Surely, though, the art of creating searing, exceptional, life-affirming art that will stand the test of time is not simply down to experience and longevity. While performances often benefit from the latter attributes, there’s also a lot to be said for the thrill of the new, of an artist producing work that is unique because no one else has thought of doing it that way. Yet that initial spark doesn’t often translate into anything else, leaving a sense of what could have been. Occasionally, that first colourful burst will be enough, but too often it’s a promise that is never fulfilled because the artist never quite hits those heights again.


Long-term mark
Music isn't the only area where the work that gets highlighted might not make a long-term mark. It remains to be seen, for instance, if Argo and Lincoln are really what people will remember about the past year in movies. Perhaps Benh Zeitlin's marvellous, ambitious, inspiring Beasts of the Southern Wild or Andrew Dominik's downbeat, intricate, detailed crime-noir, Killing Them Softly , will be viewed with more interest in the future.

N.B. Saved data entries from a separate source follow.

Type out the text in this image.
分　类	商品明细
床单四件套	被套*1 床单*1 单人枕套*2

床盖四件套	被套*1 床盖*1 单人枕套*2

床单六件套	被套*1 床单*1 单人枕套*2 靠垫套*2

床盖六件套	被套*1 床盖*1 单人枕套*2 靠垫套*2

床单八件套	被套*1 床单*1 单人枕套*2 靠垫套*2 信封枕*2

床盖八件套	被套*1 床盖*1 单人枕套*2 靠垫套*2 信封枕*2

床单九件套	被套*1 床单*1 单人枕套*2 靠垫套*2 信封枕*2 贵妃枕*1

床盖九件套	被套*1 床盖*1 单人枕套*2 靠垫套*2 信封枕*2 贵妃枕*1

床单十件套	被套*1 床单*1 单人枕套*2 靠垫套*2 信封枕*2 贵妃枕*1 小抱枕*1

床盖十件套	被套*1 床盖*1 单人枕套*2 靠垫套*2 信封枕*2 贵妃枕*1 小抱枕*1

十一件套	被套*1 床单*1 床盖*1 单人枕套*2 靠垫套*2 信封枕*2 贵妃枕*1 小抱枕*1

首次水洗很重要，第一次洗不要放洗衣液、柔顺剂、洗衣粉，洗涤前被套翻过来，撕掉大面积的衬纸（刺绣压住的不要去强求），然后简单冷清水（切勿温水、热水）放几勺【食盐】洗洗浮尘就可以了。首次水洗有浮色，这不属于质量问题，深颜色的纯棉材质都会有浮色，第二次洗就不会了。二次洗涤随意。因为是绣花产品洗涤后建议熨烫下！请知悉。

These films might gain more weight and stature as people discover them in their own time and of their own accord. Many such films are lost in the frantic, frazzled week-of-release circus, in which all promotional activities are concentrated on getting the most exposure possible when the film opens. The trend is also visible when certain albums are released, and re-evaluated in a different light.

We've also seen it with TV. The Wire might be acclaimed as the best thing on the box since the test card, but the series certainly wasn't seen as such when it began. It took a few seasons for the show to develop a fervent audience that found David Simon's ode to Baltimore getting under their skin and who became evangelists for the drama.

Of course, there are times when the work doesn't deserve initial attention – few people will recommend season one of Love/Hate, for example – but the advent of the box set means many TV shows now benefit from a second look.

That predicting which art is going to stick is not as easy as it might first seem is something to consider when compiling end-of-year lists.

Perhaps a far more useful exercise might be to compile an end-of-year list for 10 years ago, to see what we remember. What is striking in the short term may not have quite the same appeal after a decade or more.